Aus DE-OS 2 447 886 ist ein taschenförmiges Flächenfil-terelement bekannt, das eine stirnseitige Luftaustrittsöffnung aufweist und dessen seitlich angeordnete Filtermatten auf einem elastischen, gasdurchlässigen Stützkörper getragen sind, womit insbesondere eine vereinfachte Abreinigung angestrebt wird.
Dem Abreinigungsvorgang lag die folgende Überlegung zugrunde:
Mit zunehmender Staubanlagerung auf der Oberfläche der Filtermatten erhöht sich deren spezifischer Luftwiderstand, und es kommt infolgedessen zu einer zunehmenden elastischen Verformung des im Inneren der Tasche angeordneten elastischen Stützkörpers. Der Grad seiner Verformung wird gemessen, und sobald diesbezüglich ein bestimmter, kritischer Grenzwert überschritten wird, wird die weitere Zuführung staubhal-tiger Luft unterbrochen, mit dem Ergebnis, dass der elastische Stützkörper die Filtermatten mehr oder weniger schlagartig in die ursprüngliche Position zurückbefördert. Da während dieses Vorganges eine Luftströmung weitgehend unterbunden ist, kommt es hierbei mehr oder weniger zu einer gründlichen Ablösung der auf den Oberflächen der Filtermatten angelagerten Staubschichten.
Bei der Anwendung von Filtertaschen dieser Art können sich insofern Schwierigkeiten ergeben, als gewöhnlich mehrere Filtertaschen zu einer Einheit zusammengefasst werden müssen. Eine völlig gleichmässige Luftführung lässt sich dabei im allgemeinen nicht gewährleisten und es kann hierdurch bedingt zu einer unterschiedlichen Staubablagerung auf den einzelnen Taschen kommen. Bezüglich der Festlegung der Abreinigungs-zeitpunkte ergibt sich dann allerdings der Zwang zur Ermittlung von Durchschnittswerten der Verschmutzungsgrade der einzelnen Filtertaschen. Die Einhaltung optimaler Abreini-gungszeitpunkte ist deshalb in den meisten Anwendungsfällen ausserordentlich schwierig, und es gibt immer einzelne Taschenfilter, deren Verschmutzungsgrad nicht dem optimalen Abreinigungszeitpunkt entspricht.
Ein ständig wechselndes Druckgefälle zwischen der Druckseite und der Abluftseite entsprechend ausgerüsteter Filteranlagen ist daher praktisch nicht zu vermeiden.
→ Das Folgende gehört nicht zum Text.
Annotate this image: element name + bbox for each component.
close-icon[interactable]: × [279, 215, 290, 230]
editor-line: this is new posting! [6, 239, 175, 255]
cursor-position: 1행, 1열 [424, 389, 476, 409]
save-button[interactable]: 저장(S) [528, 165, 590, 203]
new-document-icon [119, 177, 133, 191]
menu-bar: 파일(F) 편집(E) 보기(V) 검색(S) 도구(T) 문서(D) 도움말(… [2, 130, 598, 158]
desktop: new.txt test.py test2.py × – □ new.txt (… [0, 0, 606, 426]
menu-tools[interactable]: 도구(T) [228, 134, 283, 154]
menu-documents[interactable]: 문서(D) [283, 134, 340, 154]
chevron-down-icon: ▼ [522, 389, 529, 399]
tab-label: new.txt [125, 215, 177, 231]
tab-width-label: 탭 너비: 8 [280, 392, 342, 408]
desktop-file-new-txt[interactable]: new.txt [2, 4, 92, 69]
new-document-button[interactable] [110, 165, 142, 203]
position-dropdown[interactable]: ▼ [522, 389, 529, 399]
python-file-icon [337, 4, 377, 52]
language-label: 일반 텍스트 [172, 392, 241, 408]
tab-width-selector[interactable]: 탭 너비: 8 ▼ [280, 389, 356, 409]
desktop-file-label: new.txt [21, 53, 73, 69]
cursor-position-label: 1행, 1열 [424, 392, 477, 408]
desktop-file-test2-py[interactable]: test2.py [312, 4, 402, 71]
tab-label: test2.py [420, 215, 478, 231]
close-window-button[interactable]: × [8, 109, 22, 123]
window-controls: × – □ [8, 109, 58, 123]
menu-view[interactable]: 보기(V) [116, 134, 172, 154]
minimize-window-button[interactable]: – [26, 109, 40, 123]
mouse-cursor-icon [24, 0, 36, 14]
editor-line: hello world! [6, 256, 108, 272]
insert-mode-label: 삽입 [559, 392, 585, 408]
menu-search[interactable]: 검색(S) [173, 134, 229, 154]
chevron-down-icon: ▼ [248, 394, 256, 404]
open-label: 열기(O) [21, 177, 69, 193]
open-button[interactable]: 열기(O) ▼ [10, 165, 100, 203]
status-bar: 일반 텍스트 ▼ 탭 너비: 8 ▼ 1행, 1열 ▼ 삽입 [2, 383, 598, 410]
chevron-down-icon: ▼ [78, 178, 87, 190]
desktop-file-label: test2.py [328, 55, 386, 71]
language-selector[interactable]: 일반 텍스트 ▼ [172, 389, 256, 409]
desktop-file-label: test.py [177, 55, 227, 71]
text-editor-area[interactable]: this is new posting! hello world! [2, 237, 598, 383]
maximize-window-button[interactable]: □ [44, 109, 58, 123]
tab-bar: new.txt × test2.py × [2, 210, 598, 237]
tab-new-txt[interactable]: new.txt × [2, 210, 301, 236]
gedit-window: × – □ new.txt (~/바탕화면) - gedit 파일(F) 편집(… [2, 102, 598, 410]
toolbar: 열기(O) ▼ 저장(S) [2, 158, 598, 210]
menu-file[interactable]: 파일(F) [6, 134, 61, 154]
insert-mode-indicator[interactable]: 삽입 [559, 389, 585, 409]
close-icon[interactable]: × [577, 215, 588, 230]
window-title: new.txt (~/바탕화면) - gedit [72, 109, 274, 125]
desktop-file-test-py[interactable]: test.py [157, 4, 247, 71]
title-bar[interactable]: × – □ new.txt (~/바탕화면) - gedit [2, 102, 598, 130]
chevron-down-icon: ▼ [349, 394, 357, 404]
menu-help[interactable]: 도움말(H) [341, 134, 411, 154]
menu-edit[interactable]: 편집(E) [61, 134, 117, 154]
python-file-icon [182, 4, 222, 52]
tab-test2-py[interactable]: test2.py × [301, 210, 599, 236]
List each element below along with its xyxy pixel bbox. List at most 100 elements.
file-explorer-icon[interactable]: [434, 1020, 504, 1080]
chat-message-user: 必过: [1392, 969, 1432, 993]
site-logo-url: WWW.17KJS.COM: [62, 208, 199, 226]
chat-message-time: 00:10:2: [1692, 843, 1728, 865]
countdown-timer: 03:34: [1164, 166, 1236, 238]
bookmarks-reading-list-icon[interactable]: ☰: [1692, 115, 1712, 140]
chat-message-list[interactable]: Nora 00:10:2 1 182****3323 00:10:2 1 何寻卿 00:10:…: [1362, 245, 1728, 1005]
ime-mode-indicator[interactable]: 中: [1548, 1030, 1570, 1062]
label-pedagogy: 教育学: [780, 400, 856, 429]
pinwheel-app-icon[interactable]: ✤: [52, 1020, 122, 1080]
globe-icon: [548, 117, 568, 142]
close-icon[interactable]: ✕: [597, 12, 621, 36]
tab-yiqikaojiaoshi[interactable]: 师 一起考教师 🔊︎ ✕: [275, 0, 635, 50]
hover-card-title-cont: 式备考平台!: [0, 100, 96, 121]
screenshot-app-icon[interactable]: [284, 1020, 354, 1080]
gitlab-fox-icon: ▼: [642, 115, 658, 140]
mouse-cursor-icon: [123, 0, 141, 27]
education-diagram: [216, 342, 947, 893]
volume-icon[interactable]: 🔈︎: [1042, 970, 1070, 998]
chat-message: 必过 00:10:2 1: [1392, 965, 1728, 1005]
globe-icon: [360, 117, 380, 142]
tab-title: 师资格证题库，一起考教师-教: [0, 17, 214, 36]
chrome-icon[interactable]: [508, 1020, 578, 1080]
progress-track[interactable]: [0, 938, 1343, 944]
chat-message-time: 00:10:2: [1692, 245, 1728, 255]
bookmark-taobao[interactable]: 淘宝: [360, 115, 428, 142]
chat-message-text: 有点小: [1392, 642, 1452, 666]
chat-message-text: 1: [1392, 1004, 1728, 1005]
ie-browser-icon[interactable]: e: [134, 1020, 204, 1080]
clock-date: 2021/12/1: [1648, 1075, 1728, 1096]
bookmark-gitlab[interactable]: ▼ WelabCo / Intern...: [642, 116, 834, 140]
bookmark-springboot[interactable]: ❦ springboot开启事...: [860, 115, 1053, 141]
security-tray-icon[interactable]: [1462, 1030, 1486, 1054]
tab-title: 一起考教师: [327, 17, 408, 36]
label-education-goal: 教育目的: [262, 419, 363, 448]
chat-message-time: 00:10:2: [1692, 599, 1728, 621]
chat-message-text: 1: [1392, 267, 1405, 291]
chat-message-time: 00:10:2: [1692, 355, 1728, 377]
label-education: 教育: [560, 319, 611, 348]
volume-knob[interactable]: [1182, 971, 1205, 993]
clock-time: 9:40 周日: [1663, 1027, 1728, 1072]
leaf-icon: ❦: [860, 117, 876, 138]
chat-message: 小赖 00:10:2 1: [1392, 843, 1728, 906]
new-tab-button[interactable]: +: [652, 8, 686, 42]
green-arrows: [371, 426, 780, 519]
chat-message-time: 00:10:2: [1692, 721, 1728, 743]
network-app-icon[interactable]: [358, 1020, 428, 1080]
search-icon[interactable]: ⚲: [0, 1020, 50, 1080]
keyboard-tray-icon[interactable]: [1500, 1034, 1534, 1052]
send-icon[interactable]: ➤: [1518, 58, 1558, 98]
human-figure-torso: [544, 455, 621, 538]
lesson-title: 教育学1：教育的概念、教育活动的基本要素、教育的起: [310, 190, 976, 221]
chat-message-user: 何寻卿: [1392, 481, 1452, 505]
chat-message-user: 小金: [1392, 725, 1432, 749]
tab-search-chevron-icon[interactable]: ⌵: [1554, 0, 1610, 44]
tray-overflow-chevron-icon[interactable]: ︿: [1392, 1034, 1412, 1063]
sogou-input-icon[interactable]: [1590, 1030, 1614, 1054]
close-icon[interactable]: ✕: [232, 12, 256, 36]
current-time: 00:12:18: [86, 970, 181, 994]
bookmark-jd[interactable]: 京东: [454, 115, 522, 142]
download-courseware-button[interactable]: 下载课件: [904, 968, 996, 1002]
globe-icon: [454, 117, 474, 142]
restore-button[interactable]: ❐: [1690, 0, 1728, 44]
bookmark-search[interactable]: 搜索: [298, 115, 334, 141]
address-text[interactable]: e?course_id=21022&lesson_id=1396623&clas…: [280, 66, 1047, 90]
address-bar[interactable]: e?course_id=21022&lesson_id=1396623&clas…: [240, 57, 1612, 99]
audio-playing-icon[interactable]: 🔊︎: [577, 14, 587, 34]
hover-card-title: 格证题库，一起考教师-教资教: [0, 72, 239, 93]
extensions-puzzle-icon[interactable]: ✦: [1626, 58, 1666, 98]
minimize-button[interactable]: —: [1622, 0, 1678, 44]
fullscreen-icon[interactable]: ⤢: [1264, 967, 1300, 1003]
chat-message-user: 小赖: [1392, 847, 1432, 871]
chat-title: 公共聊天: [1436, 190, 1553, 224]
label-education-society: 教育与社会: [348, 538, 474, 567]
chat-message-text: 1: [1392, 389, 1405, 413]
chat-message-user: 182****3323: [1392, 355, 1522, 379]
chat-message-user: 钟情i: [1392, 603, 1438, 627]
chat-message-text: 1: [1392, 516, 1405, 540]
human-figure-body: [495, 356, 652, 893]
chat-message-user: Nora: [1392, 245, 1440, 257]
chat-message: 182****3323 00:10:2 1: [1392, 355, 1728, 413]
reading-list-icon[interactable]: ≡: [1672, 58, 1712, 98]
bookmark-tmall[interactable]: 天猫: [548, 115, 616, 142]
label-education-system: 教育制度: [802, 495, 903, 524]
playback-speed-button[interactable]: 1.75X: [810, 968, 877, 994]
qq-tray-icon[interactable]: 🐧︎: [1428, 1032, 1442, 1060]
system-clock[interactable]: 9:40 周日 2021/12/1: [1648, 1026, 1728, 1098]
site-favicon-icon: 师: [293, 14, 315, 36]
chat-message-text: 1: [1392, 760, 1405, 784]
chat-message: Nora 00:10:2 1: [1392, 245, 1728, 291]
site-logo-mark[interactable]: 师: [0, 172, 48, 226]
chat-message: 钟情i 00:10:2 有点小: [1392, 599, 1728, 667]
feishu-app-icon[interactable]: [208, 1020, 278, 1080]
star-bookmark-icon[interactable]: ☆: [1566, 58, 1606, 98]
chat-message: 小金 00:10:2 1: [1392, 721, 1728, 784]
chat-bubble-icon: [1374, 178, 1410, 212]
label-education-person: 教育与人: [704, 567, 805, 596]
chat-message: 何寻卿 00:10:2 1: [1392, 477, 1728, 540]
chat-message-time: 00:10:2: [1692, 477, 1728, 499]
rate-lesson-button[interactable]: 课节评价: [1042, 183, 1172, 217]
Eine andere Schwierigkeit beim Betrieb entsprechend ausgestalteter Filteranlagen kann sich daneben insbesondere dann ergeben, wenn die staubhaltige Luft der Filteranlage über längere Rohrleitungen zugeführt wird. Um in solchen Rohrleitungen Staubexplosionen zu vermeiden, ist es erforderlich, dass die Luftgeschwindigkeit je nach anfallendem Staub oberhalb bestimmter kritischer Werte liegt. Durch die Betätigung von Absperrklappen zwischen solchen langen Rohrleitungen und der Filteranlage können sich jedoch gerade diesbezüglich erhebliche Schwierigkeiten ergeben.
Der Erfindung liegt die Aufgabe zugrunde, ein Taschenfilter zur Verwendung in Filteranlage ähnlich der vorstehend genannten Art zu entwickeln, das bei Überwindung der vorstehend genannten Schwierigkeiten eine individuelle, selbsttätige Abreinigung gewährleisten kann.
Um diese Aufgabe zu lösen, ist das Taschenfilter der eingangs genannten Art erfindungsgemäss dadurch gekennzeichnet, dass die Träger durch wenigstens einen Kniegelenkhebel mit einem oder mehreren Auslösehebeln aufeinander abgestützt sind und dass in der Luftaustrittsöffnung eine Verschlussklappe angeordnet ist mit einem Betätigungshebel im Zwischenraum der Träger, wobei der relative Abstand der Auslösehebel von dem einen Träger kleiner ist als der entsprechende relative Abstand des Betätigungshebels vom Träger.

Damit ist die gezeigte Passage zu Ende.